Conceptual models have been proposed as to how C4 photosynthesis developed (Fig. 6.22). Evolution along this path is plausible because for every step, distinct selective advantages can be inferred and factors priming C3 lineages for the evolution of these steps can be identified. Moreover, some of the steps can be seen in extant C₃-C₄ intermediate species (e.g. in the genus Flaveria), which represent different stages on the evolutionary trajectory towards C₄ photosynthesis.

Fig. 6.22. Model of the stepwise evolution of C₄ photosynthesis from C₃ photosynthesis (Gowik and Westhoff 2011); see also a similar model in Sage et al. (2012)

All enzymes employed in C₄ photosynthesis are of ancient bacterial origin. A first preconditioning step towards C₄ photosynthesis was the duplication of respective enzyme-coding genes or of whole genomes. The existence of more than one gene copy enabled diversification with respect to localisation, timing and strength of expression. This occurred predominantly via changes in promoter sequences. Furthermore, kinetic properties could change through alterations in coding sequences (right arrow in Fig. 6.22). For example, PEP carboxylases of C₄ plants are less inhibited by malate.

This is functionally important, as CO₂ fixation by PEP carboxylases has to function in the presence of high malate concentrations (Fig. 6.21). The PEP carboxylase genes in C4 plants show signs of strong positive selection in their sequences, meaning there is evidence that amino acid changes affecting the kinetic properties of the encoded enzymes were selected during the evolution of C₄ photosynthesis.

The efficient exchange of metabolites between mesophyll and bundle sheath cells is promoted by high vein density, as this reduces the distances between the two cell types. The high vein density typical of many C₄ lineages offers advantages for C₃ plants too. For example, there are more pathways for water transport into and through the leaves. This could improve drought tolerance and photosynthetic rates in arid, high-light environments.
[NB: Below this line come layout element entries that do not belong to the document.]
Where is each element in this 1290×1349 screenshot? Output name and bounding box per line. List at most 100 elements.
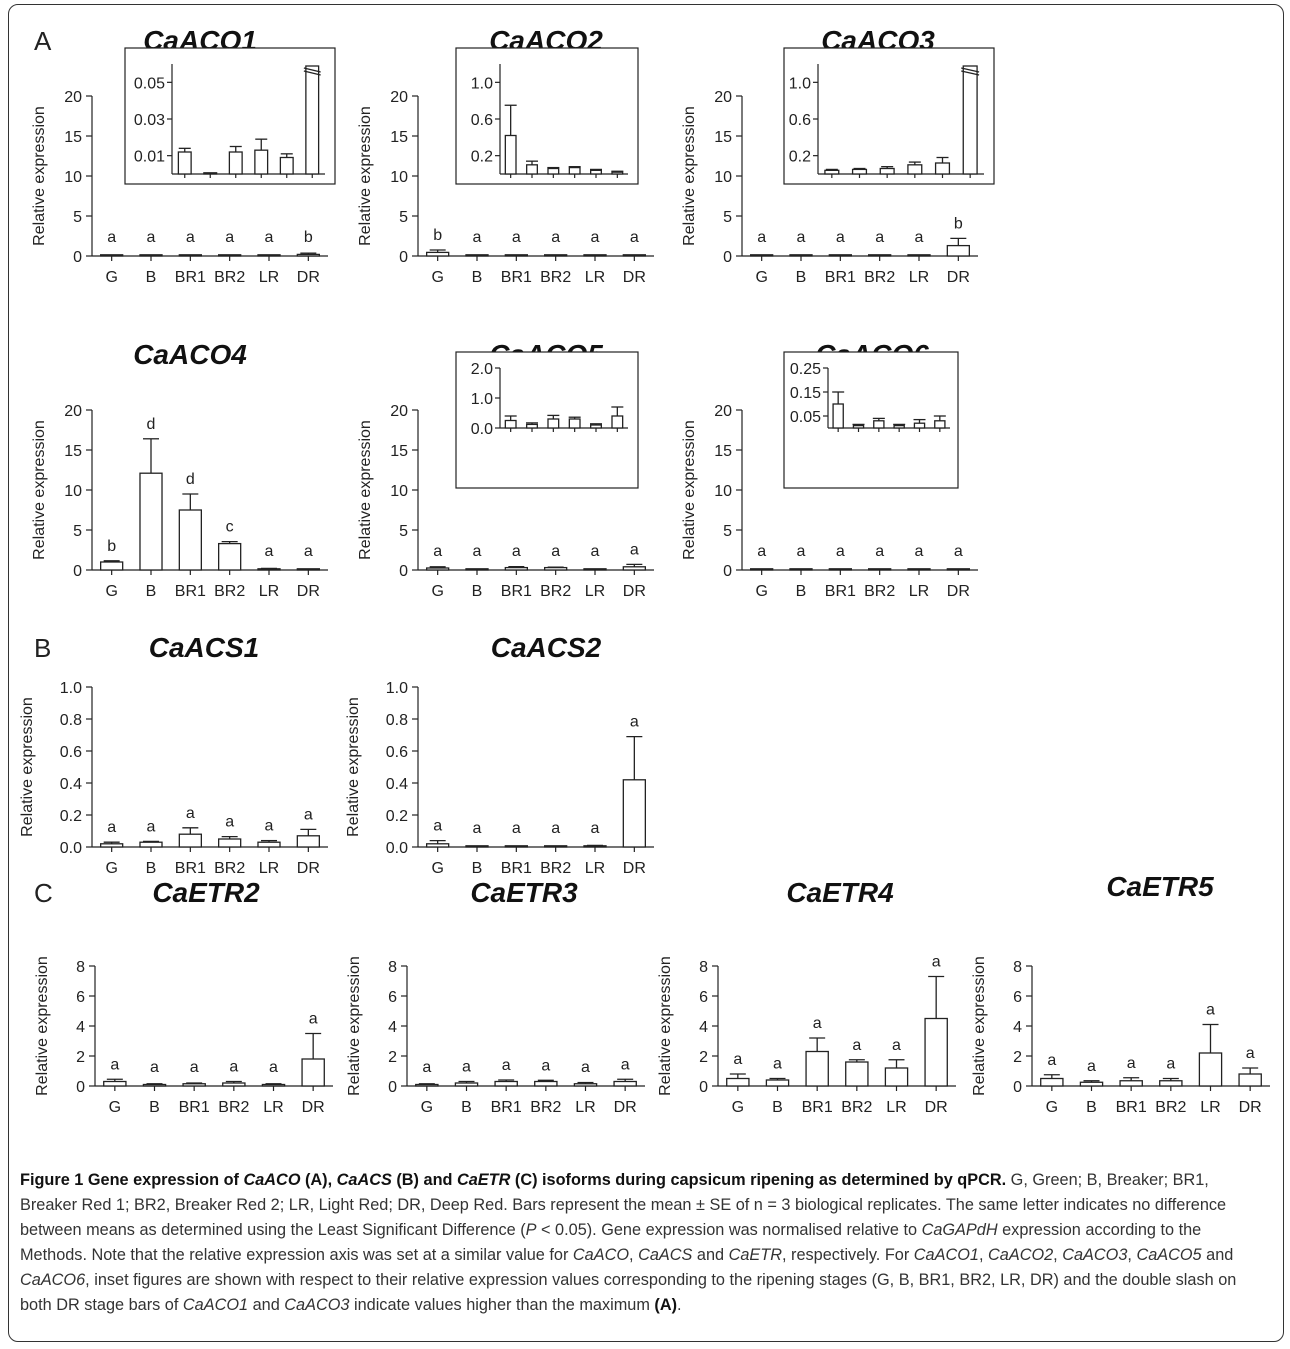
significance-letter: a: [1087, 1058, 1096, 1075]
significance-letter: a: [473, 543, 482, 560]
bar-lr: [907, 254, 931, 257]
y-tick-label: 0.4: [60, 776, 82, 793]
inset-y-tick-label: 0.05: [134, 75, 165, 92]
inset-bar: [568, 166, 581, 175]
bar-dr: [622, 254, 646, 257]
bar-dr: [622, 779, 646, 848]
y-tick-label: 5: [399, 209, 408, 226]
bar-g: [426, 251, 450, 257]
chart-title: CaETR3: [470, 877, 578, 908]
x-tick-label: DR: [623, 583, 646, 600]
significance-letter: a: [757, 543, 766, 560]
inset-bar: [279, 156, 294, 175]
bar-br1: [178, 509, 202, 571]
inset-bar: [547, 167, 560, 175]
inset-y-tick-label: 1.0: [789, 75, 811, 92]
x-tick-label: BR2: [1155, 1099, 1186, 1116]
inset-bar: [962, 65, 978, 175]
y-tick-label: 4: [699, 1019, 708, 1036]
bar-g: [415, 1083, 439, 1087]
y-tick-label: 15: [714, 443, 732, 460]
inset-y-tick-label: 0.01: [134, 149, 165, 166]
inset-bar: [907, 164, 923, 175]
significance-letter: a: [591, 229, 600, 246]
y-tick-label: 10: [64, 483, 82, 500]
y-tick-label: 8: [388, 959, 397, 976]
bar-b: [1079, 1081, 1104, 1087]
x-tick-label: BR1: [1116, 1099, 1147, 1116]
significance-letter: a: [551, 820, 560, 837]
significance-letter: a: [150, 1059, 159, 1076]
double-slash: [961, 67, 980, 73]
y-tick-label: 0: [388, 1079, 397, 1096]
bar-lr: [583, 254, 607, 257]
x-tick-label: B: [472, 583, 483, 600]
inset-y-tick-label: 0.6: [789, 112, 811, 129]
bar-br1: [805, 1050, 829, 1087]
inset-y-tick-label: 0.15: [790, 385, 821, 402]
significance-letter: d: [147, 416, 156, 433]
significance-letter: a: [852, 1037, 861, 1054]
significance-letter: a: [225, 814, 234, 831]
x-tick-label: DR: [623, 269, 646, 286]
significance-letter: a: [773, 1056, 782, 1073]
inset-chart: 0.2 0.6 1.0: [783, 47, 995, 185]
y-tick-label: 1.0: [60, 680, 82, 697]
bar-br1: [182, 1083, 206, 1087]
bar-br2: [218, 542, 242, 571]
y-axis-label: Relative expression: [681, 106, 698, 246]
inset-bar: [305, 65, 320, 175]
figure-frame: [8, 4, 1284, 1342]
significance-letter: a: [186, 805, 195, 822]
x-tick-label: B: [461, 1099, 472, 1116]
y-tick-label: 6: [1013, 989, 1022, 1006]
x-tick-label: G: [732, 1099, 744, 1116]
x-tick-label: B: [146, 583, 157, 600]
x-tick-label: LR: [263, 1099, 283, 1116]
x-tick-label: BR2: [864, 583, 895, 600]
chart-caacs2: CaACS2 0.0 0.2 0.4 0.6 0.8 1.0 Relative express…: [345, 632, 654, 877]
y-tick-label: 0: [723, 249, 732, 266]
significance-letter: a: [265, 229, 274, 246]
y-tick-label: 10: [64, 169, 82, 186]
double-slash: [961, 70, 980, 76]
y-tick-label: 2: [1013, 1049, 1022, 1066]
inset-y-tick-label: 0.25: [790, 361, 821, 378]
x-tick-label: BR1: [825, 269, 856, 286]
inset-chart: 0.0 1.0 2.0: [455, 351, 639, 489]
x-tick-label: BR2: [540, 583, 571, 600]
significance-letter: a: [581, 1059, 590, 1076]
chart-title: CaACO4: [133, 339, 247, 370]
significance-letter: a: [229, 1059, 238, 1076]
inset-bar: [568, 418, 581, 429]
y-tick-label: 15: [390, 129, 408, 146]
bar-dr: [946, 244, 970, 257]
y-axis-label: Relative expression: [346, 956, 363, 1096]
bar-b: [765, 1079, 790, 1087]
inset-bar: [893, 424, 905, 429]
significance-letter: a: [433, 543, 442, 560]
bar-b: [789, 568, 813, 571]
significance-letter: a: [147, 229, 156, 246]
inset-bar: [177, 151, 192, 175]
inset-y-tick-label: 0.2: [789, 149, 811, 166]
x-tick-label: G: [431, 583, 443, 600]
bar-dr: [301, 1058, 325, 1087]
significance-letter: b: [954, 215, 963, 232]
bar-lr: [1198, 1052, 1223, 1087]
inset-bar: [832, 403, 844, 429]
bar-br2: [544, 845, 568, 848]
inset-bar: [611, 415, 624, 429]
bar-br2: [534, 1080, 558, 1087]
y-tick-label: 5: [723, 209, 732, 226]
inset-bar: [934, 162, 951, 175]
chart-caetr2: CaETR2 0 2 4 6 8 Relative expression Ga Ba BR1 a BR…: [34, 877, 333, 1116]
x-tick-label: DR: [947, 269, 970, 286]
y-tick-label: 0.0: [60, 840, 82, 857]
inset-bar: [851, 168, 868, 175]
y-tick-label: 1.0: [386, 680, 408, 697]
x-tick-label: DR: [947, 583, 970, 600]
x-tick-label: LR: [886, 1099, 906, 1116]
x-tick-label: BR2: [214, 583, 245, 600]
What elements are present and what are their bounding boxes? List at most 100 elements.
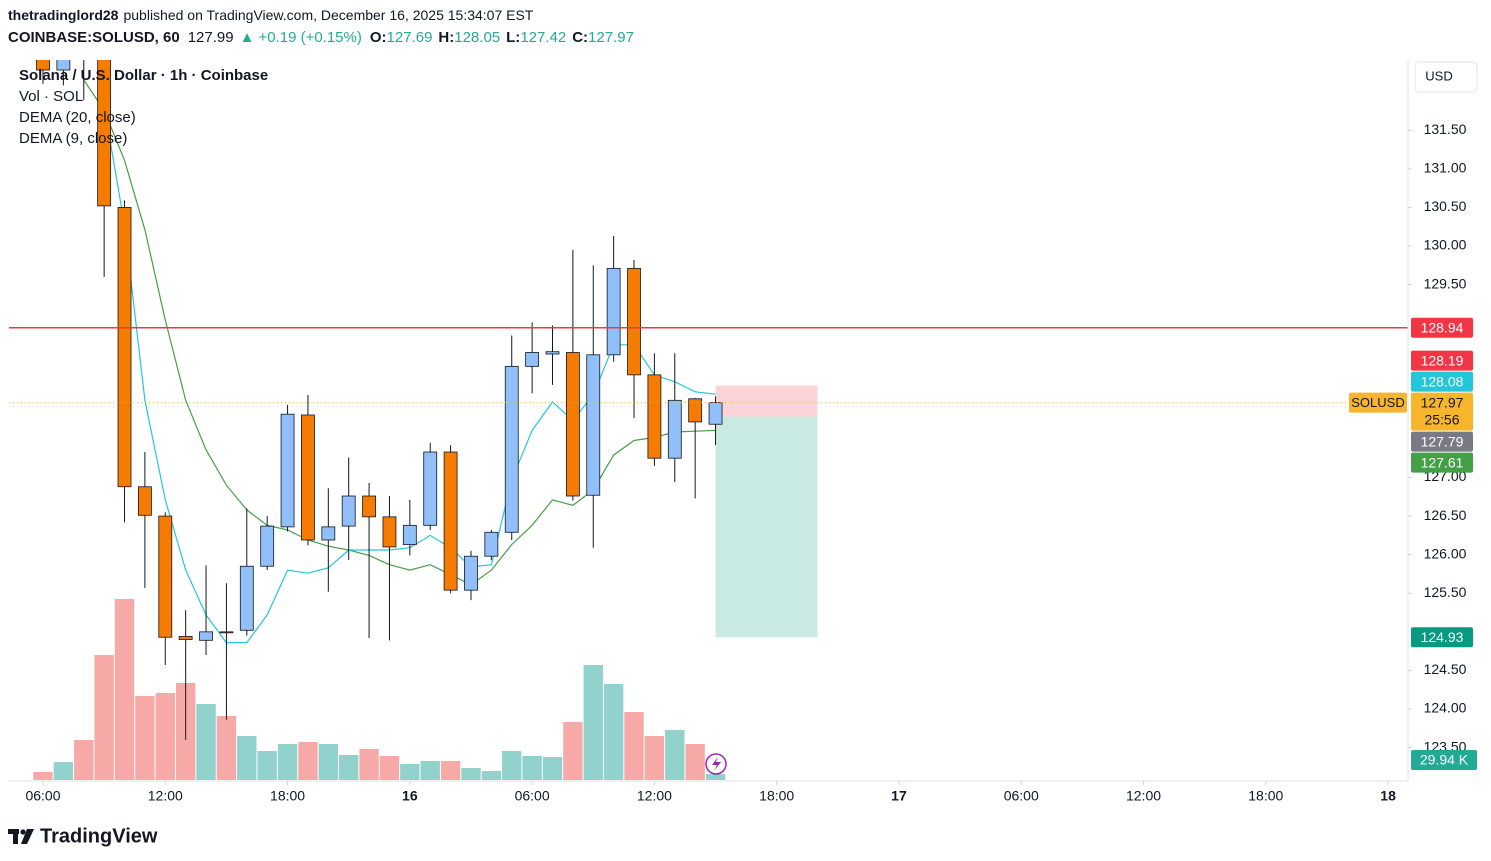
candle-body (362, 495, 376, 518)
y-tick-label: 131.50 (1424, 121, 1467, 137)
volume-bar (33, 772, 53, 780)
x-tick-label: 16 (402, 788, 418, 804)
logo-part (20, 829, 26, 835)
plot-area (9, 60, 1408, 780)
candle-body (443, 451, 458, 591)
entry-price-tag (1411, 431, 1473, 452)
candle-body (301, 414, 315, 541)
candle-body (606, 267, 621, 356)
volume-bar (135, 696, 155, 780)
volume-bar (155, 693, 175, 780)
y-tick-label: 124.00 (1424, 700, 1467, 716)
candle-body (504, 365, 519, 533)
candle-body (667, 399, 682, 459)
candle-body (484, 531, 499, 557)
x-tick-label: 12:00 (637, 788, 672, 804)
indicator-price-tag (1411, 452, 1473, 473)
candle-body (545, 351, 560, 355)
volume-bar (644, 736, 665, 780)
legend: Solana / U.S. Dollar · 1h · Coinbase Vol… (19, 67, 268, 147)
y-tick-label: 126.50 (1424, 507, 1467, 523)
currency-button[interactable]: USD (1414, 61, 1478, 93)
symbol-line: COINBASE:SOLUSD, 60 127.99 ▲ +0.19 (+0.15%)… (8, 29, 634, 46)
volume-bar (481, 771, 502, 780)
y-tick-label: 130.00 (1424, 237, 1467, 253)
published: published on TradingView.com, December 1… (123, 7, 533, 23)
candle-body (36, 60, 50, 71)
currency-button-frame[interactable] (1414, 61, 1478, 93)
indicator-line (83, 79, 716, 586)
x-tick-label: 06:00 (25, 788, 60, 804)
stop-zone (715, 385, 818, 417)
volume-bar (74, 740, 94, 780)
currency-label[interactable]: USD (1425, 68, 1452, 83)
logo-part (13, 829, 18, 844)
volume-tag-label: 29.94 K (1420, 752, 1469, 768)
alert-icon[interactable] (705, 753, 727, 775)
y-tick-label: 126.00 (1424, 545, 1467, 561)
volume-bar (624, 712, 644, 780)
ohlc-value: 127.42 (520, 29, 566, 46)
x-tick-label: 06:00 (1004, 788, 1039, 804)
ohlc-value: 127.97 (588, 29, 634, 46)
candle-body (137, 486, 152, 516)
x-tick-label: 18:00 (270, 788, 305, 804)
legend-entry: DEMA (9, close) (19, 130, 127, 147)
brand-logo: TradingView (8, 825, 158, 847)
symbol: COINBASE:SOLUSD, 60 (8, 29, 180, 46)
ohlc-key: H: (438, 29, 454, 46)
volume-tag (1411, 750, 1477, 770)
change: +0.19 (+0.15%) (258, 29, 361, 46)
ohlc-value: 127.69 (387, 29, 433, 46)
candle-body (423, 451, 438, 526)
volume-bar (196, 704, 216, 780)
volume-bar (277, 744, 298, 780)
indicator-price-tag (1411, 371, 1473, 392)
volume-bar (379, 756, 400, 780)
candle-body (178, 636, 193, 640)
y-tick-label: 125.50 (1424, 584, 1467, 600)
symbol-tag (1349, 392, 1407, 413)
volume-bar (298, 742, 318, 780)
candle-body (341, 495, 356, 527)
x-tick-label: 06:00 (515, 788, 550, 804)
ohlc-value: 128.05 (454, 29, 500, 46)
volume-bar (216, 716, 237, 780)
volume-bar (359, 749, 379, 780)
candle-body (56, 60, 71, 71)
volume-bar (114, 599, 135, 780)
volume-bar (542, 757, 563, 780)
x-tick-label: 18:00 (1248, 788, 1283, 804)
volume-bar (53, 762, 74, 780)
legend-entry: Vol · SOL (19, 88, 83, 105)
entry-price-tag-label: 127.79 (1421, 433, 1464, 449)
volume-bar (563, 722, 583, 780)
y-tick-label: 131.00 (1424, 160, 1467, 176)
ohlc-key: C: (572, 29, 588, 46)
change-arrow: ▲ (240, 29, 255, 46)
candle-body (708, 402, 723, 425)
volume-bar (705, 774, 726, 780)
candle-body (627, 267, 641, 376)
candle-body (565, 352, 580, 497)
candle-body (260, 525, 275, 567)
y-tick-label: 129.50 (1424, 275, 1467, 291)
last-price-tag-label: 127.97 (1421, 394, 1464, 410)
volume-bar (502, 751, 522, 780)
x-tick-label: 17 (891, 788, 907, 804)
target-price-tag-label: 124.93 (1421, 629, 1464, 645)
volume-bar (665, 730, 685, 780)
logo-part (21, 829, 34, 844)
volume-bar (685, 744, 705, 780)
volume-bar (339, 755, 359, 780)
publish-line: thetradinglord28 published on TradingView… (8, 7, 534, 23)
x-tick-label: 18:00 (759, 788, 794, 804)
candle-body (239, 565, 254, 631)
candle-body (321, 526, 336, 541)
volume-bar (420, 761, 440, 780)
ohlc-key: L: (506, 29, 520, 46)
legend-entry: DEMA (20, close) (19, 109, 136, 126)
candle-body (117, 206, 132, 488)
candle-body (97, 60, 112, 207)
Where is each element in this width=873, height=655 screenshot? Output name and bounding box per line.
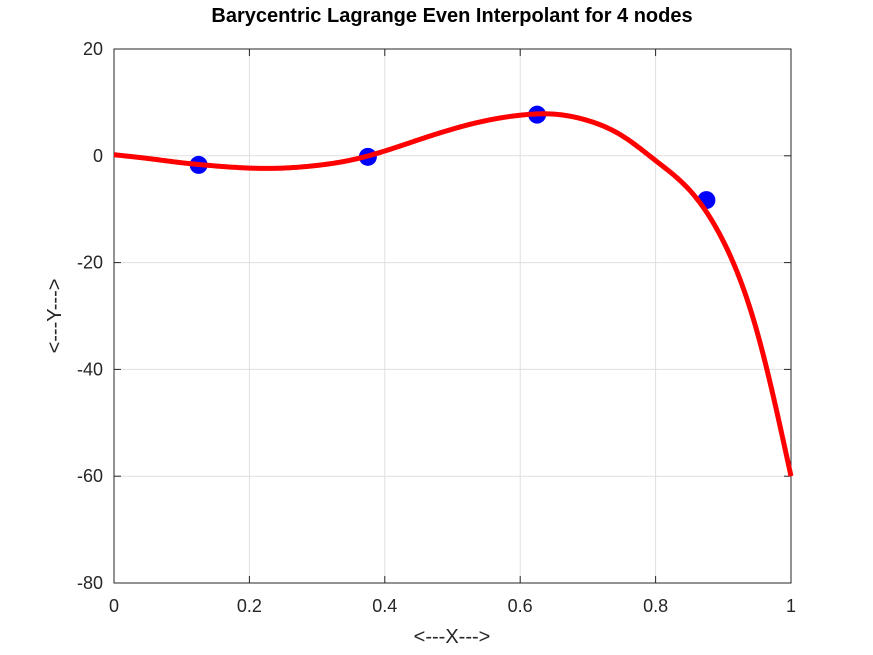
x-tick-label: 0.4 [372,596,397,616]
series-layer [113,105,794,477]
axis-ticks: 0 0.2 0.4 0.6 0.8 1 -80 -60 -40 -20 0 20 [77,39,796,616]
y-tick-label: -20 [77,253,103,273]
x-tick-label: 0.6 [508,596,533,616]
x-tick-label: 0.2 [237,596,262,616]
x-tick-label: 0 [109,596,119,616]
y-tick-label: -60 [77,466,103,486]
x-tick-label: 1 [786,596,796,616]
y-tick-label: 20 [83,39,103,59]
x-axis-label: <---X---> [414,626,491,648]
chart-title: Barycentric Lagrange Even Interpolant fo… [211,5,692,27]
y-tick-label: -80 [77,573,103,593]
x-tick-label: 0.8 [643,596,668,616]
interpolant-line [113,111,794,477]
axes-box [113,48,792,584]
y-axis-label: <---Y---> [44,279,66,354]
y-tick-label: 0 [93,146,103,166]
y-tick-label: -40 [77,359,103,379]
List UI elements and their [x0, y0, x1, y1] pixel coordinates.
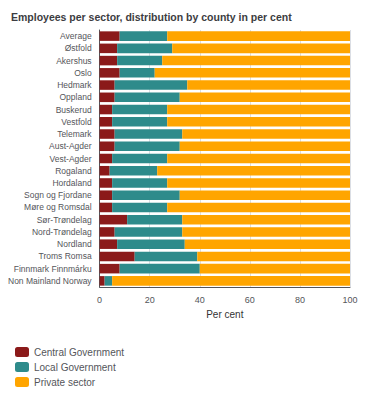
svg-text:Central Government: Central Government	[34, 347, 124, 358]
svg-text:Non Mainland Norway: Non Mainland Norway	[8, 276, 92, 286]
svg-text:20: 20	[145, 295, 155, 305]
svg-text:Troms Romsa: Troms Romsa	[39, 251, 92, 261]
svg-text:0: 0	[97, 295, 102, 305]
svg-text:Per cent: Per cent	[206, 309, 243, 320]
svg-text:Møre og Romsdal: Møre og Romsdal	[24, 202, 92, 212]
svg-text:Oslo: Oslo	[74, 68, 92, 78]
svg-text:40: 40	[195, 295, 205, 305]
svg-text:60: 60	[245, 295, 255, 305]
svg-text:Nord-Trøndelag: Nord-Trøndelag	[32, 227, 92, 237]
svg-text:Akershus: Akershus	[56, 56, 91, 66]
svg-text:100: 100	[342, 295, 357, 305]
svg-text:Buskerud: Buskerud	[56, 105, 92, 115]
svg-text:Rogaland: Rogaland	[55, 166, 92, 176]
svg-text:Employees per sector, distribu: Employees per sector, distribution by co…	[11, 11, 292, 23]
svg-text:Vestfold: Vestfold	[61, 117, 92, 127]
svg-text:Private sector: Private sector	[34, 377, 96, 388]
svg-text:Telemark: Telemark	[57, 129, 92, 139]
svg-text:80: 80	[295, 295, 305, 305]
svg-text:Finnmark Finnmárku: Finnmark Finnmárku	[14, 264, 92, 274]
svg-text:Vest-Agder: Vest-Agder	[50, 154, 92, 164]
svg-text:Local Government: Local Government	[34, 362, 116, 373]
svg-text:Aust-Agder: Aust-Agder	[49, 141, 92, 151]
svg-text:Sør-Trøndelag: Sør-Trøndelag	[37, 215, 92, 225]
svg-text:Average: Average	[60, 31, 92, 41]
svg-text:Oppland: Oppland	[59, 92, 91, 102]
svg-text:Østfold: Østfold	[65, 43, 92, 53]
svg-text:Hedmark: Hedmark	[57, 80, 92, 90]
svg-text:Hordaland: Hordaland	[52, 178, 91, 188]
svg-text:Sogn og Fjordane: Sogn og Fjordane	[24, 190, 92, 200]
svg-text:Nordland: Nordland	[57, 239, 92, 249]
The higher proportion of leaf volume occupied by bundle sheath cells with only a few chloroplasts and therefore low photosynthetic capacity could have exerted selective pressure to increase the number of chloroplasts and other organelles in these cells. Related to the higher metabolic activity of bundle sheath cells in C₄ plants is the photorespiratory CO₂ pump found in extant C₃-C₄ intermediates. Restriction of the glycine decarboxylase activity (for details of the photorespiration pathway, see plant biochemistry or plant physiology textbooks) to mitochondria of bundle sheath cells forces the processing of all photorespiratory glycine in these cells (sometimes this is referred to as the “C₂ cycle”).

The decarboxylation releases CO₂ at a site more distant from the leaf surface, thus improving the chances for refixation by RubisCO, whose oxygenation activity is suppressed by the extra CO₂. Molecularly the photorespiratory CO₂ pump can arise easily. It takes only two genes encoding a subunit of the glycine decarboxylase complex with expression restricted to either mesophyll or bundle sheath cells by the right cis elements in the promoters. Loss of function of the mesophyll- expressed version would then result in glycine decarboxylase activity only in the bundle sheath cells and thereby establish the CO₂ pump.

Conversely, the levels of carbonic anhydrase and PEP carboxylase had to massively increase in the cytosol of the mesophyll cells. The C₄ cycle is then completed through the spatial separation of the two carboxylase reactions, PEP carboxylase in the mesophyll and RubisCO in the bundle sheath cells. In the course of C₄ cycle optimisation, many other metabolic changes have evolved that can mostly be explained by changes in transcriptional regulation too. A recent modelling of the biochemical fitness landscape between C₃ and C₄ photosynthesis—based on kinetic parameters of enzymes, gas exchange rates, etc.— demonstrated that indeed every step along the different evolutionary trajectories from C₃ to C₄ photosynthesis is associated with a fitness gain (Heckmann et al. 2013). This leaves the question as to why not all angiosperm lineages have evolved C4 photosynthesis. A possible explanation could be that certain potentiating factors such as high vein density are not present in all lineages.